Brief Fact Summary.
Defendant, Bingham, was charged with first degree murder after he chocked the victim to death, while raping her.
Synopsis of Rule of Law.
When analyzing the premeditation requirement for first degree murder, the analysis can not be based on the question of whether a sufficient amount of time had passed to qualify as premeditated.
Bingham and the victim, Leslie Cook, got off a bus together and visited various places over a period of time, despite the fact they did not know each other. Three days later, Cook’s body was found in a field, near where the two were spotted at one point, and Bingham was charged with first degree murder. First degree murder requires that a defendant kill with premeditation and deliberation. Premeditation is defined as the deliberation and cool reflection by the defendant, before the defendant takes a life. Experts testified that Cook’s death was caused by strangulation, which was accomplished by putting pressure on the windpipe for between 3 and 5 minutes, and also noted the body had bruises and bites on it. The prosecution believed that during the act of sexual intercourse, Bingham decided to take the Cook’s life, and that Cook was still alive during the course of the sexually intercourse. The prosecution argued that the murder was still premeditated if Bingham formed the intent to kill Cook during the strangulation. Bingham argued that 3-5 minutes was not a sufficient amount of time to form the requisite state of mind for premeditated murder.
Whether when analyzing the premeditation requirement for first degree murder, the analysis can be based on the question of whether a sufficient amount of time had passed to qualify as premeditated?
No. When analyzing the premeditation requirement for first degree murder, the analysis cannot be based on the question of whether a sufficient amount of time had passed to qualify as premeditated?
Premeditation must involve ‘more than a moment in point of time,’ but mere opportunity to deliberate is not sufficient to support a finding of premeditation.View Full Point of Law
There would be no distinction between first and second degree murder if the premeditation element of first degree murder could be based on the amount of time that passes because even if the defendant had a sufficient amount of time to deliberate that does not prove that he actually did.
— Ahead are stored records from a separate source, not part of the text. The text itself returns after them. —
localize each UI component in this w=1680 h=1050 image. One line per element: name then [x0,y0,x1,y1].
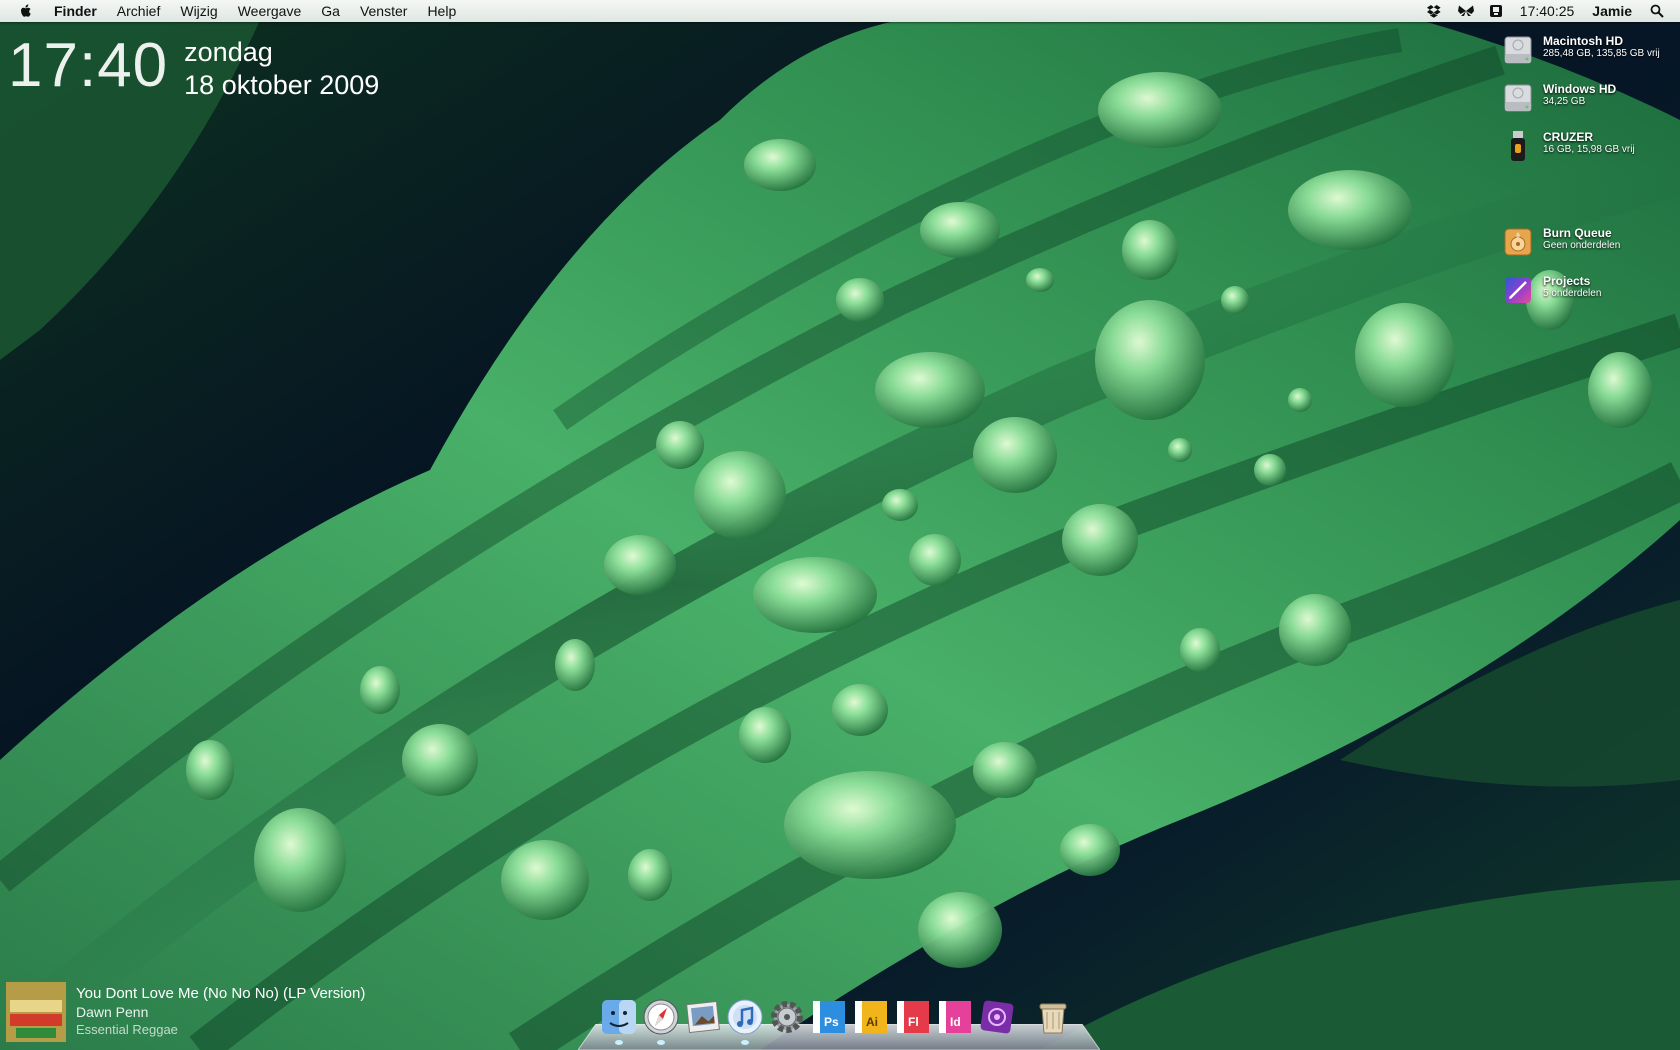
preview-icon [686,1000,720,1034]
desktop-icon-label: Burn Queue [1543,226,1612,240]
desktop-icon-label: CRUZER [1543,130,1593,144]
desktop-icon-label: Macintosh HD [1543,34,1624,48]
running-indicator [657,1040,665,1045]
running-indicator [741,1040,749,1045]
indesign-icon: Id [939,1001,971,1033]
now-playing-album: Essential Reggae [76,1022,178,1037]
menu-weergave[interactable]: Weergave [228,0,312,22]
svg-text:Id: Id [950,1015,961,1029]
dock-photoshop[interactable]: Ps [810,998,848,1036]
dock-itunes[interactable] [726,998,764,1045]
dock: Ps Ai Fl Id [600,998,1076,1045]
desktop-icon-windows-hd[interactable]: Windows HD 34,25 GB [1503,82,1616,114]
hard-drive-icon [1503,34,1533,66]
projects-folder-icon [1503,274,1533,306]
desktop-icon-label: Projects [1543,274,1591,288]
menu-app-name[interactable]: Finder [48,0,107,22]
hard-drive-icon [1503,82,1533,114]
menu-help[interactable]: Help [417,0,466,22]
dock-preview[interactable] [684,998,722,1036]
trash-icon [1039,1003,1067,1034]
search-icon[interactable] [1650,4,1664,18]
bluetooth-butterfly-icon[interactable] [1457,4,1475,18]
running-indicator [615,1040,623,1045]
usb-drive-icon [1503,130,1533,162]
itunes-icon [727,999,763,1035]
menu-archief[interactable]: Archief [107,0,171,22]
apple-logo-icon[interactable] [18,3,34,19]
dock-indesign[interactable]: Id [936,998,974,1036]
desktop-icon-projects[interactable]: Projects 5 onderdelen [1503,274,1601,306]
burn-folder-icon [1503,226,1533,258]
menu-bar: Finder Archief Wijzig Weergave Ga Venste… [0,0,1680,22]
desktop-icon-label: Windows HD [1543,82,1617,96]
menubar-clock[interactable]: 17:40:25 [1520,3,1575,19]
svg-text:Ai: Ai [866,1015,878,1029]
safari-compass-icon [643,999,679,1035]
clock-widget: 17:40 zondag 18 oktober 2009 [8,34,379,102]
display-icon[interactable] [1489,4,1503,18]
svg-text:Ps: Ps [824,1015,839,1029]
dock-safari[interactable] [642,998,680,1045]
dock-finder[interactable] [600,998,638,1045]
dock-trash[interactable] [1034,998,1072,1036]
desktop-wallpaper [0,0,1680,1050]
menu-venster[interactable]: Venster [350,0,417,22]
desktop-icon-detail: 34,25 GB [1543,96,1586,107]
finder-icon [602,1000,636,1034]
now-playing-artist: Dawn Penn [76,1004,149,1020]
dock-illustrator[interactable]: Ai [852,998,890,1036]
desktop-icon-detail: 5 onderdelen [1543,288,1602,299]
desktop-icon-detail: 285,48 GB, 135,85 GB vrij [1543,48,1660,59]
desktop-icon-cruzer[interactable]: CRUZER 16 GB, 15,98 GB vrij [1503,130,1635,162]
photoshop-icon: Ps [813,1001,845,1033]
flash-icon: Fl [897,1001,929,1033]
gear-icon [771,1001,803,1033]
desktop-icon-detail: 16 GB, 15,98 GB vrij [1543,144,1635,155]
desktop-icon-burn-queue[interactable]: Burn Queue Geen onderdelen [1503,226,1620,258]
clock-widget-date: 18 oktober 2009 [184,70,380,100]
dock-flash[interactable]: Fl [894,998,932,1036]
clock-widget-day: zondag [184,37,273,67]
now-playing-track: You Dont Love Me (No No No) (LP Version) [76,985,366,1002]
desktop-icon-detail: Geen onderdelen [1543,240,1621,251]
dock-system-preferences[interactable] [768,998,806,1036]
menu-wijzig[interactable]: Wijzig [170,0,227,22]
now-playing-widget[interactable]: You Dont Love Me (No No No) (LP Version)… [6,982,365,1042]
album-cover-icon [6,982,66,1042]
svg-text:Fl: Fl [908,1015,919,1029]
illustrator-icon: Ai [855,1001,887,1033]
clock-widget-time: 17:40 [8,31,169,100]
menu-ga[interactable]: Ga [311,0,350,22]
dock-purple-app[interactable] [978,998,1016,1036]
user-name[interactable]: Jamie [1592,3,1632,19]
desktop-icon-macintosh-hd[interactable]: Macintosh HD 285,48 GB, 135,85 GB vrij [1503,34,1660,66]
dropbox-icon[interactable] [1426,4,1443,18]
purple-app-icon [980,1000,1014,1034]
It would follow that any murder that took longer than a split second could then satisfy the premeditation and deliberation requirement. Here, while Bingham did kill Cook by applying pressure to her windpipe, that does not necessarily mean that he killed with premeditation and deliberation, but could have simply been trying to silence her, and does not prove cool reflection. Furthermore, it is unclear whether a person can even sufficiently deliberate while engaged in sexual activity. The facts surrounding this case are only sufficient to establish first, but not second degree murder.